Pressure-Induced Valence Transitions in Rare Earth Chalcogenides and Pnictides

Abstract

The electronic structure of rare earth chalcogenides and pnictides is calculated with the ab-initio self-interaction corrected local-spin-density approximation (SIC-LSD). This approach allows both an atomic-like description of the rare earth f-electrons and an itinerant description of other electronic degrees of freedom. Specifically, different formal valencies of the rare earth atom, corresponding to different f-shell occupancies, can be studied and their energies compared, leading to a first-principles theory for pressure-induced valence transitions. SIC-LSD calculations for cerium monopnictides and monochalcogenides, Yb monochalcogenides, and EuS are presented.
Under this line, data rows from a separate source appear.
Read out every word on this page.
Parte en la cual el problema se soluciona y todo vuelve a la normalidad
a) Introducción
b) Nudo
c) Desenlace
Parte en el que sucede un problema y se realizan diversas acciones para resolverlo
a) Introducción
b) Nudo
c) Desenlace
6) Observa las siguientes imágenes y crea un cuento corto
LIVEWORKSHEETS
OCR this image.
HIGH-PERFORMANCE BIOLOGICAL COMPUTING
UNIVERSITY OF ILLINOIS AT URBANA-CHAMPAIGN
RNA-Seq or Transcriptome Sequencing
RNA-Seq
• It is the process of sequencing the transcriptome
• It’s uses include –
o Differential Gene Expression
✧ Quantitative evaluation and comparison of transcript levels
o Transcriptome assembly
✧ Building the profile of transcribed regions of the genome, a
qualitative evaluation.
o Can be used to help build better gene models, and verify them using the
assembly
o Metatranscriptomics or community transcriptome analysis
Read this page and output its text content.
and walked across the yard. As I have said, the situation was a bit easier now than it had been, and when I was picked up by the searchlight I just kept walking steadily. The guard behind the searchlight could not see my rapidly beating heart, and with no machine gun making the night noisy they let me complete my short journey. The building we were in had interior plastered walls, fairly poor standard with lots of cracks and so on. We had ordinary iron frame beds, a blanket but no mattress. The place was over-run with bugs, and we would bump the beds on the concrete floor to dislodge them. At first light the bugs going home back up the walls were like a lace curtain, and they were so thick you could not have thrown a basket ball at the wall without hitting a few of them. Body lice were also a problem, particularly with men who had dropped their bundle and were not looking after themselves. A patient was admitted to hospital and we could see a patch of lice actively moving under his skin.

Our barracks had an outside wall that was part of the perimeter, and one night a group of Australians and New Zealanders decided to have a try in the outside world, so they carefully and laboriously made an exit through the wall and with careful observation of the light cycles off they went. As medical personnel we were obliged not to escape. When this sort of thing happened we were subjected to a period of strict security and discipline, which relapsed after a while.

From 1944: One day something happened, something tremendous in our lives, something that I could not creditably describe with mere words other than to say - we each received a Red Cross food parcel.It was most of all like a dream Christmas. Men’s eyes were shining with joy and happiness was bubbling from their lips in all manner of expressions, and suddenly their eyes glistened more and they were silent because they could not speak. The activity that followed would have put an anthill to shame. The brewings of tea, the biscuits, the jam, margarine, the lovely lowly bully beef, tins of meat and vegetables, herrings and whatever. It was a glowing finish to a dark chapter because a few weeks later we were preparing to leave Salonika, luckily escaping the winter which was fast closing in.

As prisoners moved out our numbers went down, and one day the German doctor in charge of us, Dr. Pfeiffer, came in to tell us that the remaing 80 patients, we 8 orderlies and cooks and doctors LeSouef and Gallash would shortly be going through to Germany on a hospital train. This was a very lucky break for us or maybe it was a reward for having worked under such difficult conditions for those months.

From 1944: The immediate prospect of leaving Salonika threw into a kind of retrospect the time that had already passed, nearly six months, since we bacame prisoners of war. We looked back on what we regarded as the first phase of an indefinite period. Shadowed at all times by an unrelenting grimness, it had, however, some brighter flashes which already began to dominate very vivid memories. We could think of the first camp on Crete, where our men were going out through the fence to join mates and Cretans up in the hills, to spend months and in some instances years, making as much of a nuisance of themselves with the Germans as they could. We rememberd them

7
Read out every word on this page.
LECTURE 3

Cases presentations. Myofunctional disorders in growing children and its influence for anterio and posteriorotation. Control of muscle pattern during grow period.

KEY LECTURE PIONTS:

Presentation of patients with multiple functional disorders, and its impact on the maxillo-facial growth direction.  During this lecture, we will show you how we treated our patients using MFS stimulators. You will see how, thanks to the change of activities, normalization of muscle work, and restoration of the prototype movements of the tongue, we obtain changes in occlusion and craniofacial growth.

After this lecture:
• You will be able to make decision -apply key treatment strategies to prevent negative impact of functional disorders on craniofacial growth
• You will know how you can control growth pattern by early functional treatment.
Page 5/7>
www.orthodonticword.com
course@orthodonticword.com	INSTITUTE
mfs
The observed equilibrium lattice constants are well reproduced assuming a trivalent Ce configuration and divalent Eu and Yb configurations. The trends in the high pressure behavior of these systems are discussed. With applied pressure, isostructural phase transitions are found to occur in CeP and CeS, caused by the delocalization of the Ce f-electron, while in the heavier Ce compounds, the structural B1 → B2 transition happens before f-electron delocalization occurs. Similarly, both Eu and Yb chalcogenides transfer to trivalent configurations with pressure, in accordance with observation.